Конни состроила гримасу:
- Так что же нам делать, лапки вверх и ждать рассвета?
- Я этого не говорил.
Джаз-оркестр возвращался на свое место.
Конни залпом допила остатки кофе, резко отодвинула стул, на котором сидела, встав, достала из куртки пару банкнот и бросила их на стол.
- Половина моя, - сказал Гарри.
- Я угощаю.
- Нет, половина моя.
Она окинула Гарри с ног до головы недоумевающим взглядом.
- Я поставил себе за правило не быть ничьим должником, - оправдывался он.
- Да будь ты попроще, Гарри. Бог с ними, с правилами. Договоримся так: когда на рассвете проснемся в преисподней, ты оплачиваешь нам завтрак.
И пошла к двери.
Заметив ее приближение, метрдотель в шикарном костюме и ручной работы бабочке быстро засеменил на кухню.
Поспешив вслед за Конни, Гарри бросил взгляд на свои часы. Стрелки показывали двадцать две минуты второго.
До рассвета оставалось около пяти часов.
8
Трусцой по ночному городу. Люди, погасив огни, спят в своих домах. Он зевает и подумывает, не завалиться ли где-нибудь под кустом, чтобы хорошенько выспаться. Он попадает совсем в другой мир, когда спит, в прелестный мир, где живет в семье, в тепле и уюте, и семья эта привечает его, ежедневно кормит, играет с ним, когда ему вздумается поиграть, называет его ласково Принцем, берет с собой в машину и разрешает ему на ходу высовывать морду из окна, и уши его треплет ветер - ух, здорово! Быстро летят навстречу и забивают нос разные запахи, так быстро, что кружится голова - Ууух! - и никто никогда не пинает его ногой. Да, мир во сне чудесен, хотя в нем он никогда не гоняется за кошками.

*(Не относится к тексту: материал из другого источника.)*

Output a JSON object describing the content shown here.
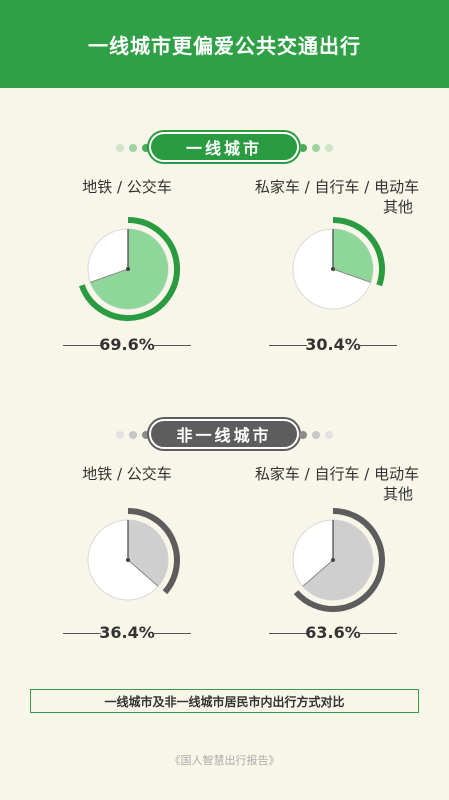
{
  "header": {
    "title": "一线城市更偏爱公共交通出行"
  },
  "sections": [
    {
      "banner": "一线城市",
      "theme": {
        "fill": "#8fd69a",
        "ring": "#2a9b40",
        "bg": "#ffffff"
      },
      "charts": [
        {
          "label_lines": [
            "地铁 / 公交车"
          ],
          "value_label": "69.6%"
        },
        {
          "label_lines": [
            "私家车 / 自行车 / 电动车",
            "其他"
          ],
          "value_label": "30.4%"
        }
      ]
    },
    {
      "banner": "非一线城市",
      "theme": {
        "fill": "#cfcfcf",
        "ring": "#5d5d5d",
        "bg": "#ffffff"
      },
      "charts": [
        {
          "label_lines": [
            "地铁 / 公交车"
          ],
          "value_label": "36.4%"
        },
        {
          "label_lines": [
            "私家车 / 自行车 / 电动车",
            "其他"
          ],
          "value_label": "63.6%"
        }
      ]
    }
  ],
  "chart_data": [
    {
      "type": "pie",
      "title": "一线城市",
      "categories": [
        "地铁 / 公交车",
        "私家车 / 自行车 / 电动车 其他"
      ],
      "values": [
        69.6,
        30.4
      ]
    },
    {
      "type": "pie",
      "title": "非一线城市",
      "categories": [
        "地铁 / 公交车",
        "私家车 / 自行车 / 电动车 其他"
      ],
      "values": [
        36.4,
        63.6
      ]
    }
  ],
  "caption": "一线城市及非一线城市居民市内出行方式对比",
  "source": "《国人智慧出行报告》"
}
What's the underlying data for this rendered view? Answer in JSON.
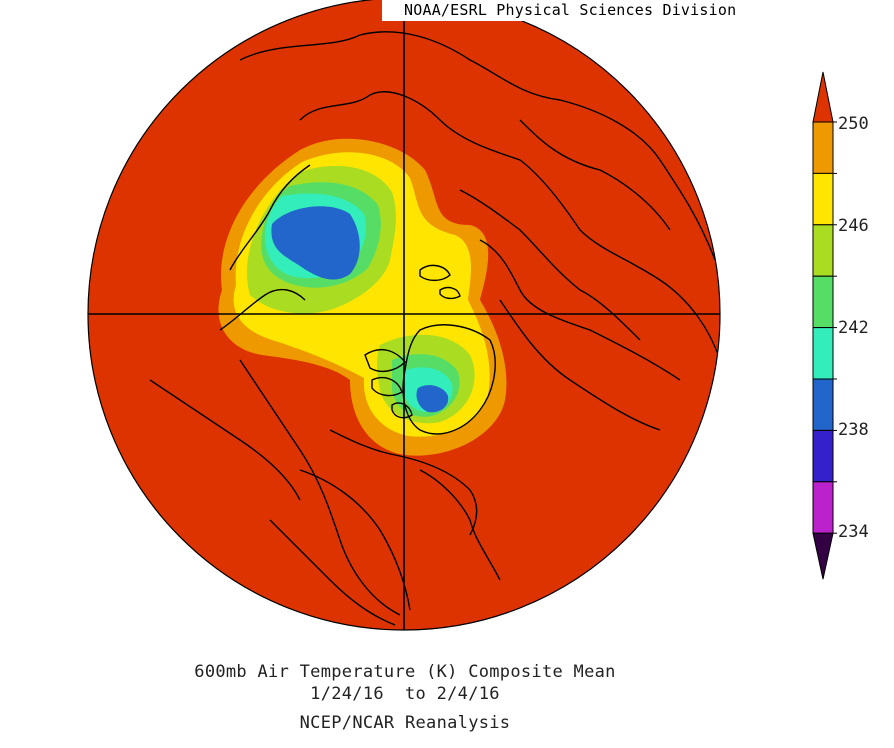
{
  "header": {
    "credit": "NOAA/ESRL Physical Sciences Division"
  },
  "caption": {
    "line1": "600mb Air Temperature (K) Composite Mean",
    "line2": "1/24/16  to 2/4/16",
    "line3": "NCEP/NCAR Reanalysis"
  },
  "colorbar": {
    "labels": [
      "250",
      "246",
      "242",
      "238",
      "234"
    ],
    "bands": [
      {
        "color": "#dd3300"
      },
      {
        "color": "#ee9900"
      },
      {
        "color": "#ffe500"
      },
      {
        "color": "#aadd22"
      },
      {
        "color": "#55dd66"
      },
      {
        "color": "#33eebb"
      },
      {
        "color": "#2266cc"
      },
      {
        "color": "#3322cc"
      },
      {
        "color": "#bb22cc"
      },
      {
        "color": "#330044"
      }
    ]
  },
  "map": {
    "projection": "north polar stereographic",
    "background_color": "#dd3300",
    "outline_color": "#000000"
  }
}
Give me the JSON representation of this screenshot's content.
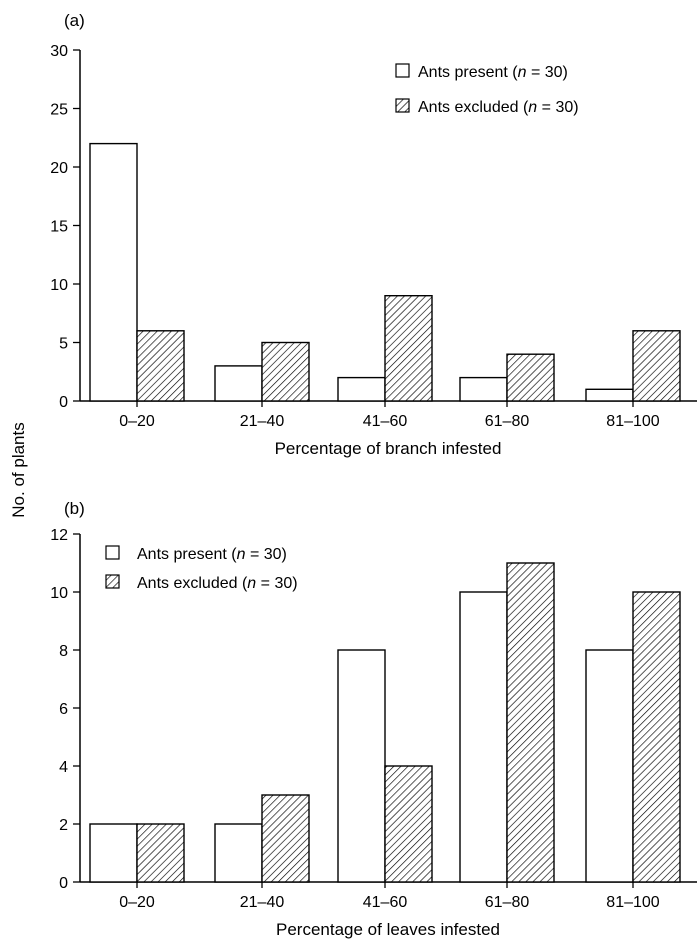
{
  "figure": {
    "ylabel": "No. of plants",
    "hatch_color": "#000000",
    "open_color": "#ffffff"
  },
  "chart_data": [
    {
      "type": "bar",
      "panel_label": "(a)",
      "categories": [
        "0–20",
        "21–40",
        "41–60",
        "61–80",
        "81–100"
      ],
      "series": [
        {
          "name": "Ants present",
          "n_label": "n",
          "n_value": "= 30)",
          "pattern": "open",
          "values": [
            22,
            3,
            2,
            2,
            1
          ]
        },
        {
          "name": "Ants excluded",
          "n_label": "n",
          "n_value": "= 30)",
          "pattern": "hatched",
          "values": [
            6,
            5,
            9,
            4,
            6
          ]
        }
      ],
      "xlabel": "Percentage of branch infested",
      "ylim": [
        0,
        30
      ],
      "yticks": [
        "0",
        "5",
        "10",
        "15",
        "20",
        "25",
        "30"
      ],
      "legend_position": "top-right",
      "grid": false
    },
    {
      "type": "bar",
      "panel_label": "(b)",
      "categories": [
        "0–20",
        "21–40",
        "41–60",
        "61–80",
        "81–100"
      ],
      "series": [
        {
          "name": "Ants present",
          "n_label": "n",
          "n_value": "= 30)",
          "pattern": "open",
          "values": [
            2,
            2,
            8,
            10,
            8
          ]
        },
        {
          "name": "Ants excluded",
          "n_label": "n",
          "n_value": "= 30)",
          "pattern": "hatched",
          "values": [
            2,
            3,
            4,
            11,
            10
          ]
        }
      ],
      "xlabel": "Percentage of leaves infested",
      "ylim": [
        0,
        12
      ],
      "yticks": [
        "0",
        "2",
        "4",
        "6",
        "8",
        "10",
        "12"
      ],
      "legend_position": "top-left",
      "grid": false
    }
  ]
}
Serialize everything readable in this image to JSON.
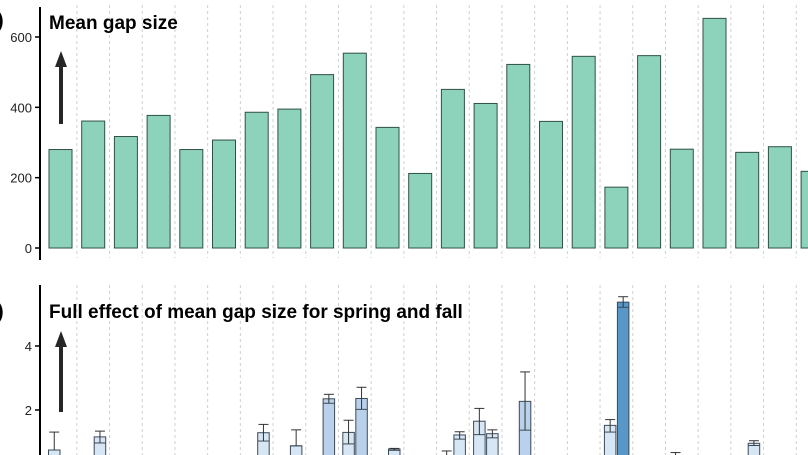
{
  "chart_data": [
    {
      "type": "bar",
      "title": "Mean gap size",
      "panel_label": ")",
      "yticks": [
        0,
        200,
        400,
        600
      ],
      "ylim": [
        0,
        680
      ],
      "grid": "vertical dashed between categories",
      "colors": {
        "fill": "#8dd2bb",
        "stroke": "#2f5147"
      },
      "values": [
        280,
        361,
        317,
        377,
        280,
        307,
        386,
        395,
        493,
        554,
        343,
        212,
        451,
        411,
        522,
        360,
        545,
        173,
        547,
        281,
        653,
        272,
        288,
        218
      ]
    },
    {
      "type": "bar",
      "title": "Full effect of mean gap size for spring and fall",
      "panel_label": ")",
      "yticks": [
        2,
        4
      ],
      "ylim": [
        0,
        5.8
      ],
      "grid": "vertical dashed between categories",
      "colors": {
        "light": "#d7e6f4",
        "mid": "#b9d1ea",
        "dark": "#5898c9",
        "stroke": "#3d4a57"
      },
      "bars": [
        {
          "category": 0,
          "slot": "left",
          "value": 0.75,
          "lower": 0.75,
          "upper": 1.31
        },
        {
          "category": 1,
          "slot": "right",
          "value": 1.16,
          "lower": 0.97,
          "upper": 1.34
        },
        {
          "category": 6,
          "slot": "right",
          "value": 1.29,
          "lower": 1.03,
          "upper": 1.55
        },
        {
          "category": 7,
          "slot": "right",
          "value": 0.88,
          "lower": 0.88,
          "upper": 1.38
        },
        {
          "category": 8,
          "slot": "right",
          "value": 2.35,
          "lower": 2.21,
          "upper": 2.49
        },
        {
          "category": 9,
          "slot": "left",
          "value": 1.3,
          "lower": 0.94,
          "upper": 1.68
        },
        {
          "category": 9,
          "slot": "right",
          "value": 2.36,
          "lower": 2.02,
          "upper": 2.71
        },
        {
          "category": 10,
          "slot": "right",
          "value": 0.78,
          "lower": 0.74,
          "upper": 0.8
        },
        {
          "category": 12,
          "slot": "left",
          "value": 0.5,
          "lower": 0.5,
          "upper": 0.72
        },
        {
          "category": 12,
          "slot": "right",
          "value": 1.22,
          "lower": 1.09,
          "upper": 1.32
        },
        {
          "category": 13,
          "slot": "left",
          "value": 1.65,
          "lower": 1.23,
          "upper": 2.05
        },
        {
          "category": 13,
          "slot": "right",
          "value": 1.26,
          "lower": 1.13,
          "upper": 1.38
        },
        {
          "category": 14,
          "slot": "right",
          "value": 2.27,
          "lower": 1.37,
          "upper": 3.19
        },
        {
          "category": 17,
          "slot": "left",
          "value": 1.52,
          "lower": 1.31,
          "upper": 1.7
        },
        {
          "category": 17,
          "slot": "right",
          "value": 5.37,
          "lower": 5.21,
          "upper": 5.54
        },
        {
          "category": 19,
          "slot": "left",
          "value": 0.5,
          "lower": 0.5,
          "upper": 0.67
        },
        {
          "category": 21,
          "slot": "right",
          "value": 0.96,
          "lower": 0.89,
          "upper": 1.04
        }
      ]
    }
  ]
}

Но едва он вспоминает молодого оборотня, черную комнату, плавающие глаза людей и животных, у которых нет тел, как сонливость в мгновение ока слетает с него.
С оборотнем надо что-то сделать, но что именно, он не знает. Он чувствует, что тот может очень сильно навредить женщине и мальчику, причинить им страшную боль. От него так и веет злостью. Ненавистью. Он точно бы поджег им шерсть, если бы они были покрыты шерстью. Пес и сам не понимает, откуда у него это ощущение. Когда, где и каким образом явилось оно ему? Но надо обязательно что-то сделать, спасти их, быть хорошей собакой, очень хорошей.
Итак…
Надо что- то сделать… Хорошо.
Итак…
Пока он придумает, что бы такое сделать с оборотнем, неплохо бы найти чего-нибудь поесть. Может быть, улыбчивый толстяк оставил ему чего-нибудь позади того местa, где едят люди? А может, толстяк там и сам ждет его, стоит у раскрытой двери, смотрит по сторонам, ищет его в аллее, надеясь снова увидеть там своего Псину, хочет, видимо, взять его к себе домой, чтобы у того была крыша над головой, пища, чтобы можно было с ним играть, брать с собой в машину, разрешать ему высовывать на ходу из окна морду прямо навстречу мчащемуся ветру.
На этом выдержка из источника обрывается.